The 1998 Utah Legislature passed House Joint Resolution 7, "Resolution on Restructuring of Electrical Industry" as amended, which recommended that the Electrical Deregulation and Customer Choice Task Force work continue in 1998, that the HB 313 rate freeze be allowed to expire, that a full rate hearing for Utah Power & Light be allowed to proceed before the Utah Public Service Commission, and, that the Task Force was to determine whether electric restructuring legislation should be prepared for introduction in the 1999 General Legislature Session. The Task Force met during 1998 and completed its final report on November 18, 1998. The Task Force Report concluded that ". . . consideration of a comprehensive electrical restructuring plan during the 1999 General Session [of the Legislature] is premature." The Task Force also recommended further legislative study of electric restructuring as well as monitoring of restructuring efforts at the Federal level and in other states. The Task Force indicated that further legislative study and monitoring will position Utah to implement restructuring when it is in the best interest of the state.
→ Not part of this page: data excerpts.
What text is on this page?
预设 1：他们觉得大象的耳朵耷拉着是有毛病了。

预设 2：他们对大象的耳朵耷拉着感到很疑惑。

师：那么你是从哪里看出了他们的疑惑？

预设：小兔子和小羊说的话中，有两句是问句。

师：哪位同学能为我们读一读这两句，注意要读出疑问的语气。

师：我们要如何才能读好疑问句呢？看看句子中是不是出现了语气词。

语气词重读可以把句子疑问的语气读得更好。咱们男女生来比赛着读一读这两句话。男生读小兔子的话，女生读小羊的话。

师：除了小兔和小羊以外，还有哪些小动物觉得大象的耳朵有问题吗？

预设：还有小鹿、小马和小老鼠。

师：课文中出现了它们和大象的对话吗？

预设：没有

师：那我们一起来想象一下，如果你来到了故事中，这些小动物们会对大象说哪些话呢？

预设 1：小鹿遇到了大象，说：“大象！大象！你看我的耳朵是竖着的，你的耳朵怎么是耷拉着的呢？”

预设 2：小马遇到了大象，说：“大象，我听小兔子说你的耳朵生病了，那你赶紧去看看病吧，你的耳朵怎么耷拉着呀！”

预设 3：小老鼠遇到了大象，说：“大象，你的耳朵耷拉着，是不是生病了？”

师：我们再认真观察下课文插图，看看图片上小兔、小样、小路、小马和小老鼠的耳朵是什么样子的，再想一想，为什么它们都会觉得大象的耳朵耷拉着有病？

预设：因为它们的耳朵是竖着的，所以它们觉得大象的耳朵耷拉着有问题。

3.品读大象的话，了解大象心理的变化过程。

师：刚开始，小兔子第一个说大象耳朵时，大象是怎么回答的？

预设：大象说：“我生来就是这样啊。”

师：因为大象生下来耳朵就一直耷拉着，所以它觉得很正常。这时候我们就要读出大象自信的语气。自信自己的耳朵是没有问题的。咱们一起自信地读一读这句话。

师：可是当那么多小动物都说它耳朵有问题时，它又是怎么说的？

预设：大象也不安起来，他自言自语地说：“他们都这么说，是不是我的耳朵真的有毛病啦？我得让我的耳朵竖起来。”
In response to a request from the Task Force, the UPSC submitted four reports to the Electric Restructuring Task Force on Unbundling, Consumer Protection, Market Power and Transition Costs.

1999

Senate Bill 15, passed by the Utah Legislature, reauthorized the Electric Deregulation and Customer Choice Task Force until November 30, 2000. The Task Force met twice during 1999 with no customer choice legislation being proposed.

2000

Senate Bill 250, passed by the Utah Legislature, extended the Electrical Deregulation and Customer Choice Task Force until November 30, 2002. The Task Force met several times and followed the progress of an informal working group composed of all interested parties. No customer choice legislation was ultimately proposed.

2001

House Bill 244, passed by the Utah Legislature, renamed the Electrical Deregulation and Customer Choice Task Force, the Energy Policy Task Force. The law also changed the Task Forces's duties to include studying the energy needs of the State.